- Gawler West Location in greater metropolitan Adelaide
- Coordinates: 34°36′13″S 138°44′03″E﻿ / ﻿34.6037°S 138.73404°E
- Country: Australia
- State: South Australia
- City: Adelaide
- LGA: Town of Gawler;

Government
- • State electorate: Light;
- • Federal division: Spence;

Population
- • Total: 975 (SAL 2021)
- Postcode: 5118
Suburbs around Gawler West
| Reid | Willaston | Gawler |
| Buchfelde | Gawler West | Gawler South |
| Hillier | Evanston |  |

= Gawler West, South Australia =

Gawler West, (postcode 5118) is a suburb of the South Australian town of Gawler, located in the northern Adelaide metropolitan area region, 43 km north of Adelaide.

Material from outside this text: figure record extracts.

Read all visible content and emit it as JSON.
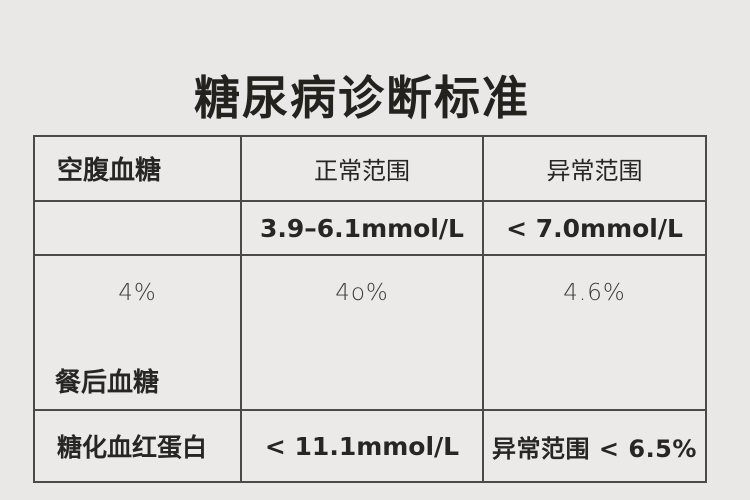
{
  "page": {
    "title": "糖尿病诊断标准"
  },
  "colors": {
    "background": "#e9e8e6",
    "table_background": "#eceae8",
    "border": "#4a4a4a",
    "text": "#282624"
  },
  "table": {
    "header": {
      "c1": "空腹血糖",
      "c2": "正常范围",
      "c3": "异常范围"
    },
    "row_fasting": {
      "c1": "",
      "c2": "3.9–6.1mmol/L",
      "c3": "< 7.0mmol/L"
    },
    "row_percent_values": {
      "c1": "4%",
      "c2": "4o%",
      "c3": "4.6%"
    },
    "row_postprandial_label": "餐后血糖",
    "row_glycated": {
      "c1": "糖化血红蛋白",
      "c2": "< 11.1mmol/L",
      "c3": "异常范围 < 6.5%"
    }
  },
  "chart_data": {
    "type": "table",
    "title": "糖尿病诊断标准",
    "columns": [
      "空腹血糖",
      "正常范围",
      "异常范围"
    ],
    "rows": [
      [
        "",
        "3.9–6.1mmol/L",
        "< 7.0mmol/L"
      ],
      [
        "4%",
        "4o%",
        "4.6%"
      ],
      [
        "餐后血糖",
        "",
        ""
      ],
      [
        "糖化血红蛋白",
        "< 11.1mmol/L",
        "异常范围 < 6.5%"
      ]
    ]
  }
}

It is bordered by the Gawler River and the Gawler railway line and the suburbs of Gawler South, and Evanston. During the 2000s period, part of the suburb was renamed Reid by the South Australian Geographical Names Advisory Committee, replacing the Gawler Bypass Road as the western boundary by the Gawler River on the west and north.

==History==
Gawler West is a subdivision of the Gawler township. In the post World War II era, suburban infill allowed the suburb to develop. The initial development of the suburb was a Housing Trust subdivision.

==The suburb today==
A new subdivision during the 2000s was started on the river flat, adjacent to the Gawler Bypass.

==Governance==
Gawler West is governed at the local level by the Town of Gawler. Gawler West lies in the state electoral district of Light and the federal electoral division of Spence.